C’est ainsi qu’en 1999, lors d’un sommet des chefs d’États de l’Amérique latine et de l’Europe, est née la doctrine du « partenariat stratégique » entre l’Amérique latine et l’Europe (je n’ai jamais très bien compris quel sens il fallait donner à cette expression militaire). L’Europe voyait dans l’Amérique latine une projection possible de son modèle d’intégration.
Force est de constater aujourd’hui qu’il y a sur ce point une désillusion notable.
Le nombre de regroupements : MERCOSUR, Communauté andine des nations (CAN), Marché commun centre américain (MCCA), UNASUR, ALBA, Groupe de Rio, le CARICOM (Caribbean Community)… (je vous épargne la suite de cette énumération à la Prévert) rend très difficile la perception des logiques de fond qui sont aujourd’hui à l’œuvre dans cette région, en termes de regroupement. Bien plus, la montée en puissance du Brésil sur la scène internationale minimise la perception que l’on peut avoir de ces regroupements.
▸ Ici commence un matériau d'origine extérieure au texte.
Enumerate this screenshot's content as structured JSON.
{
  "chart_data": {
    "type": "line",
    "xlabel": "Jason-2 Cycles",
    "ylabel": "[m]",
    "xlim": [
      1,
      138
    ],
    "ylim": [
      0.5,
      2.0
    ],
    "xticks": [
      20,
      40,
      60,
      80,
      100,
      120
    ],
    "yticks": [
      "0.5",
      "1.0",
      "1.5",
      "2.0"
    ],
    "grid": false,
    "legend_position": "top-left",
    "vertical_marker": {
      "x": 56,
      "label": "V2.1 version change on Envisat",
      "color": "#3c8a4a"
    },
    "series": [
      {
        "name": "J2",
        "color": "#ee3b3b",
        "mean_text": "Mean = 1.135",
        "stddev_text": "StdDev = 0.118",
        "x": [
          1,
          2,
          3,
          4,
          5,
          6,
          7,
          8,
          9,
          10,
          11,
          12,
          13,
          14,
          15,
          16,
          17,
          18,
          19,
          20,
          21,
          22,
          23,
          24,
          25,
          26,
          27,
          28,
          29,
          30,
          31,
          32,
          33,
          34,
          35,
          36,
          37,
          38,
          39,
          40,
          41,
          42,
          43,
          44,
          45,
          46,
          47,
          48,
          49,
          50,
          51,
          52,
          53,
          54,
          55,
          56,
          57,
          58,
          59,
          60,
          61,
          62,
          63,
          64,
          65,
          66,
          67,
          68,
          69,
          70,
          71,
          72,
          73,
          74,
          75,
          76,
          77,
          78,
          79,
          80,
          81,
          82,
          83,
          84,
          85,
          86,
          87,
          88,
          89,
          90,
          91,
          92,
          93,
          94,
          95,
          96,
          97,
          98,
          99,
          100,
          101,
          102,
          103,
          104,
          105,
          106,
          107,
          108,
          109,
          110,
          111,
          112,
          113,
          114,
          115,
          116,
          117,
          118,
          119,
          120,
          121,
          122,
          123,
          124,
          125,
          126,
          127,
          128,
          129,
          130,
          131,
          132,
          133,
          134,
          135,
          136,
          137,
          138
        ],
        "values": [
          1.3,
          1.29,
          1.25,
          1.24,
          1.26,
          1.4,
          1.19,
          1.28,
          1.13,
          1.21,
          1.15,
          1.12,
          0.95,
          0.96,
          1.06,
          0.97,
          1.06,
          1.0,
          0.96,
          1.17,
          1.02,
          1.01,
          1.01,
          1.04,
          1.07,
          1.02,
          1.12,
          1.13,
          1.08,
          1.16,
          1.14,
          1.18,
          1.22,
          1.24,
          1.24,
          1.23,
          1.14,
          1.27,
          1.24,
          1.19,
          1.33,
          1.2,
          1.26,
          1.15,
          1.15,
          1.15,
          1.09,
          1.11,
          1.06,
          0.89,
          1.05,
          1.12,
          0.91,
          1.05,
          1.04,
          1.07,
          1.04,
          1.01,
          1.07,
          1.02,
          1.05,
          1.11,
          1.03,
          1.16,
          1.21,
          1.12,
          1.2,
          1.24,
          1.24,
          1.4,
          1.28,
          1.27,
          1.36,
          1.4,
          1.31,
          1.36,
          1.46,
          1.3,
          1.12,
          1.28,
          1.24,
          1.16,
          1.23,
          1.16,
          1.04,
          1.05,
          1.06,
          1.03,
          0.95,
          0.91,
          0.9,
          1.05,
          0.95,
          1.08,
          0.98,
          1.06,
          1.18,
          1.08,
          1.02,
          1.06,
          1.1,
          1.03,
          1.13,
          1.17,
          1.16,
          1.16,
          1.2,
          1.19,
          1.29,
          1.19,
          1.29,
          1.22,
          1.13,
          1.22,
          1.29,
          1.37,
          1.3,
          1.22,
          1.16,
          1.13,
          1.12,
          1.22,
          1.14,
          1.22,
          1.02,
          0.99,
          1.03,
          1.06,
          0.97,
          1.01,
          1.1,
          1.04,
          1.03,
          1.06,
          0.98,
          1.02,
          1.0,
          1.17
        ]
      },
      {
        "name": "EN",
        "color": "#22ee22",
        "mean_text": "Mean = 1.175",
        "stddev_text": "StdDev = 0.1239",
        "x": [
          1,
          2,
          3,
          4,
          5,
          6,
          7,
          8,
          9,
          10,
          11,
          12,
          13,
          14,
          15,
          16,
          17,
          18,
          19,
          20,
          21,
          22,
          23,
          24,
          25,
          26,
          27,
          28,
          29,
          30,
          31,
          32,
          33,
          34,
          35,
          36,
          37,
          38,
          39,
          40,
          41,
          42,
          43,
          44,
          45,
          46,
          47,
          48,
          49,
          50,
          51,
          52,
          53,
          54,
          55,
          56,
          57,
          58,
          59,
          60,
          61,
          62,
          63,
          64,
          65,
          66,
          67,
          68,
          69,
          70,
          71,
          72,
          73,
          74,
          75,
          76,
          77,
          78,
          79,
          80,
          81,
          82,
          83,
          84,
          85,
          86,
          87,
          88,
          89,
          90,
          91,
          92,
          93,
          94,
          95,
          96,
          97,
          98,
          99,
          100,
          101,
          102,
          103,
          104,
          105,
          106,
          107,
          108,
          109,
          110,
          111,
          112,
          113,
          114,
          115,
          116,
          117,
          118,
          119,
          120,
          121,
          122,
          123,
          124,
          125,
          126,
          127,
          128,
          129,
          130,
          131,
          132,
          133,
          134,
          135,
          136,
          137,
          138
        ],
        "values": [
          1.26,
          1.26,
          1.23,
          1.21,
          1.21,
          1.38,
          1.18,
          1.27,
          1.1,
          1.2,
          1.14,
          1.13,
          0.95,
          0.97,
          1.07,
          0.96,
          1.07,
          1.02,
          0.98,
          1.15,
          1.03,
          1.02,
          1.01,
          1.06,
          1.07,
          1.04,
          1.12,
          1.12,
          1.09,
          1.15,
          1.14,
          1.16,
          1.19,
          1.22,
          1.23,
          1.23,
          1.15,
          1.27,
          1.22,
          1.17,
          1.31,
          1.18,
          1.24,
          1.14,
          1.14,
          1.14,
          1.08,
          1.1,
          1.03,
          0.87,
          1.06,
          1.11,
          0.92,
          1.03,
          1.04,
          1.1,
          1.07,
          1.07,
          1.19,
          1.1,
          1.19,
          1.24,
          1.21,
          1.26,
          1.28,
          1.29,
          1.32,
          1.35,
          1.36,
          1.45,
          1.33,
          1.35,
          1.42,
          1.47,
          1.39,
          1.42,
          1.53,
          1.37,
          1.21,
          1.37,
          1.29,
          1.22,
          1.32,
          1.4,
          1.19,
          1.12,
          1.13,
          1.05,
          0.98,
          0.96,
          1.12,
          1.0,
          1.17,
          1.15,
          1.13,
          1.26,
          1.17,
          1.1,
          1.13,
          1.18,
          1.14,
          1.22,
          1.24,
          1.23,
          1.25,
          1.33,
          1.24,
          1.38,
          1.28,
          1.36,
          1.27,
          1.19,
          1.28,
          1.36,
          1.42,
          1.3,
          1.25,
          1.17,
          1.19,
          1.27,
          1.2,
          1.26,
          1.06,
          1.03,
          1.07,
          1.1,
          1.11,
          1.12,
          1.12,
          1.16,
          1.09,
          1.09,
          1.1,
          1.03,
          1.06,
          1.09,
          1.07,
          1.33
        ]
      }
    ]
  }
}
Aujourd’hui, l’Amérique latine n’apparaît pas comme une priorité pour l’Europe, ni en termes commerciaux ni en termes politiques, en dépit de ces discours sur le « partenariat stratégique » et en dépit des échanges multiples dans les domaines culturel et économique entre les deux régions. Nous sommes, me semble-t-il, en présence d’une sorte de désamour réciproque, de désillusion partagée, entre l’Europe et l’Amérique latine qui, après avoir pu prendre quelques distances vis-à-vis des États-Unis, s’était tournée vers l’Europe. Les Latino-américains, qui attendaient beaucoup de l’Europe en matière économique, sont un peu fatigués des donneurs de leçons européens, surtout quand ils voient que d’autres pays, en particulier la Chine, proposent de faire des affaires sans condition. En 2009, lors du dernier sommet entre l’Union européenne et l’Amérique latine, les Latino-américains ont très mal vécu que le Président Sarkozy décide au dernier moment de se faire représenter par son Premier ministre, qui n’a lui-même fait qu’une très courte apparition à Lima. De ce sommet il n’est pas sorti grand-chose, en raison des exigences ressassées par l’Europe concernant la démocratie, la construction de l’Etat de droit, les droits de l’homme etc.
La même année s’est tenu à Lima, dans le même lieu, un sommet de l’APEC (Association des pays du Pacifique) dont sont membres quelques pays latino-américains, tels le Pérou et le Chili (le Costa-Rica et la Colombie sont candidats). L’APEC, qui regroupe des pays totalisant 60% du PIB mondial, ne fait pas de morale, ne regarde pas la nature des États, les États-Unis y côtoient le sultanat de Brunei et la Chine sans la moindre difficulté. Le résultat est que, à l’issue des accords signés à l’occasion de ce sommet de l’APEC, des dizaines de millions de dollars d’investissements sont arrivés au Pérou alors que le sommet Union européenne-Amérique latine n’a eu aucun effet visible ! Cela mérite d’être souligné.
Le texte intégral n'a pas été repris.